Fig. 7 C illustrates completed photovoltaic module 80, and it comprises photovoltaic cell and metal supporting element 60.In replaceable embodiment, by changing the dopant that uses, heavy doping amorphous si-layer 72 can be used as emitter, and heavy doping amorphous si-layer 76 usefulness are accomplished the contact of base.Amorphous si-layer 72 can directly contact with the first and second surfaces of independent laminate respectively with 76.Incident light (being shown by arrow) drops on the TCO112, enters battery at heavy doping p-type amorphous si-layer 76, enters laminate 40 at first surface 10, and through laminate 40.Reflector 12 is used for some light is reflected back into battery.In this embodiment, receiver element 60 is as substrate.Receiver element 60 and laminate 40 and associated layers form photovoltaic module 80.A plurality of photovoltaic modulies 80 can form and append to supports substrate 90, or replacedly appends to support substrate (not shown).Each photovoltaic module 80 comprises photovoltaic cell.The electrical connection of generally connecting of the photovoltaic cell of module.
Base apparatus
With reference now to Fig. 8 A and 8B,, can comprise one or more pedestal disks such as previously described base assembly in Fig. 4 A and 4B.Base assembly 400 can be as being set in the bottom of pedestal chamber 800 shown in Fig. 8 B, and be configured as independent laminate being peeled off, anneals or separating the support felicity condition.In Fig. 8 A, the first dish 405 can be used for the first surface that body is executed in contact, and is peeling off, separates, annealing or its any Assemble Duration provides separable support for laminate.The first pedestal disk 405 can run through the laminate production technology to be used, or the separator disk that has for the special optimized separating property of step can use.For example, executing body can contact with the first pedestal disk in injection period, contacted with the second pedestal disk during peeling off and contacted with the 3rd pedestal disk between separation period.Optional upper surface (for example unshowned anchor clamps) can be used for contacting with the second surface of executing body relative with first surface.Base assembly 400 for lamellae provides physical support, and also provides the thermal characteristics of peeling off of helping utilize and the rules of annealing after peeling off.In some embodiments, the first pedestal disk 405 can be for example graphite of inert solid.In some embodiments of the present invention, execute body or laminate and touch discretely the permeable base assembly of vacuum.Porous material can be used for the first pedestal disk 405, thereby so that vacuum pressure can will execute body during peeling off or laminate supports to matrix.Porous material can comprise porous graphite, porous boron nitride, porous silicon, porous silicon carbide, laser drill silicon, laser drill carborundum, aluminium oxide, aluminium nitride, silicon nitride or its any combination.

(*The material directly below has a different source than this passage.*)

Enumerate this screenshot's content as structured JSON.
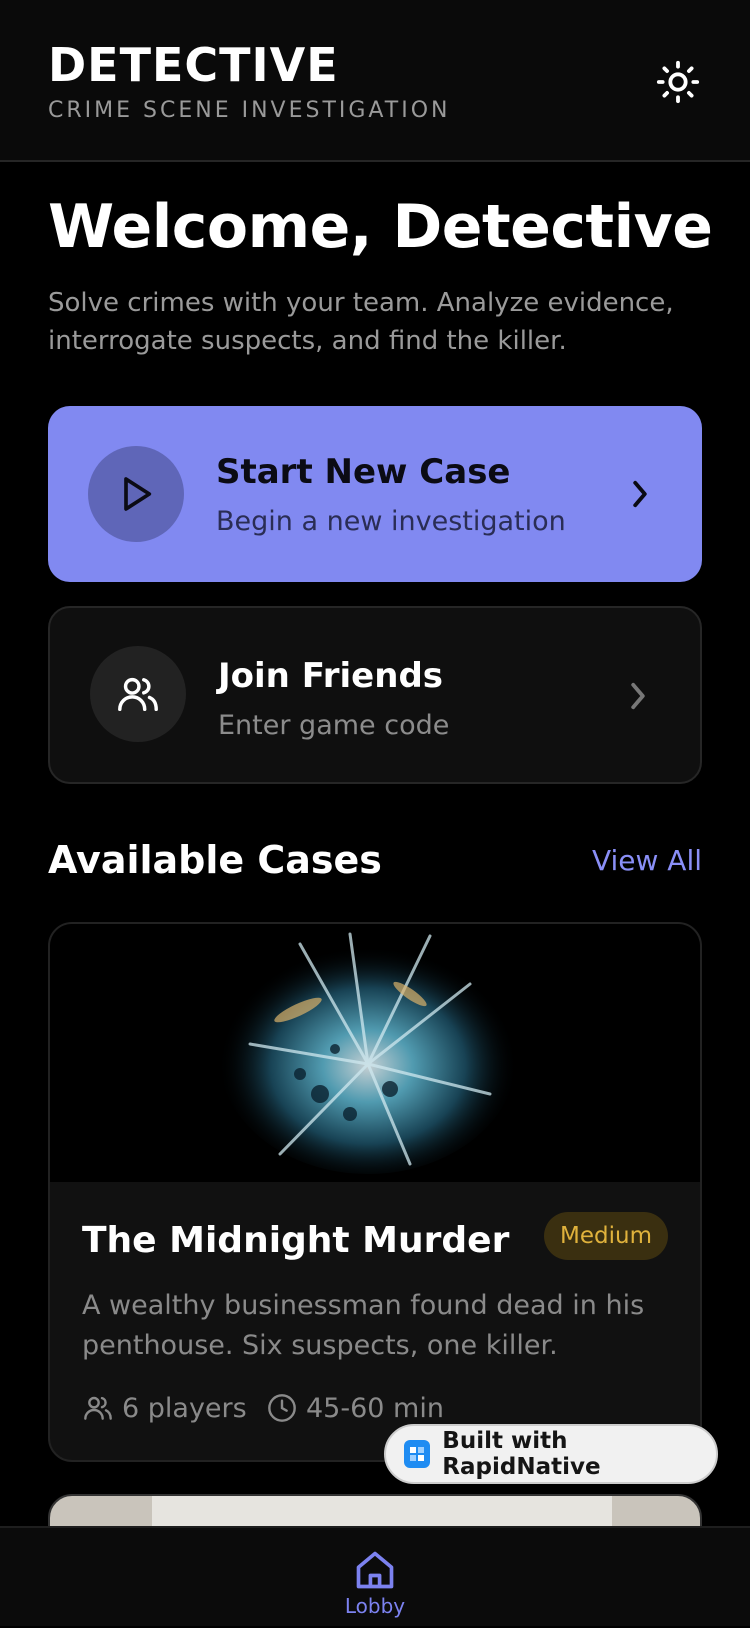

Vacuum can realize by applying negative gauge pressure in the environment (for example air or nitrogen) around, or be realized by direct vacuum pressure through a succession of vacuum passage 410.Helping the selection of the porous pedestal disk material of technological process is important to exfoliation process.Help the material character of exfoliation process to comprise: low confficient of static friction (have and be worth for example CSF of 0.1-0.5), soft (on Mohs' hardness<10), less than approximately 15 microns average pore diameter, ability that machine flattens (namely, can use conventional mechanical technology/material at these pedestals), low roughness (<1 μ m roughness), Pingdu (on the main body<10 μ m waviness), prevent the sufficient conductivity that electrostatic charge occurs between laminate and pedestal, etc.The first pedestal disk 405 can have the CTE substantially the same with the thermal coefficient of expansion of executing body (CTE) in one embodiment.Pedestal disk can have the thermal capacity identical or lower with executing the body heat capacity in other embodiments.Executing in some embodiments body is monocrystalline silicon, and the thermal capacity of pedestal approximately identical with silicon (approximately 19.8J/mol-° of K).
Because these constraints, thereby many engineering ceramicss and other materials can be selected to provide these characteristics for the first pedestal disk 405.In one embodiment, because Ringsdorff
TMGraphite grade R6340 has the similar CTE with silicon CTE, so it can use.For preventing being applied to body or laminate with the during Heat Treatment cross force of peeling off or annealing related, this is important.Since CTE not with the similar graphite of silicon CTE, these temperature changes can cause the wrinkling of laminate or tear.Because the graphite of CTE coupling, laminate can be under remaining on light reservation vacuum or keeping without vacuum during these temperature changes.Body etching (bulk etch) thus can be applied to graphite improves purity.The common aspect etch process is made of 24 hours high-temperature bakings in the vacuum chamber of introducing chloride gas.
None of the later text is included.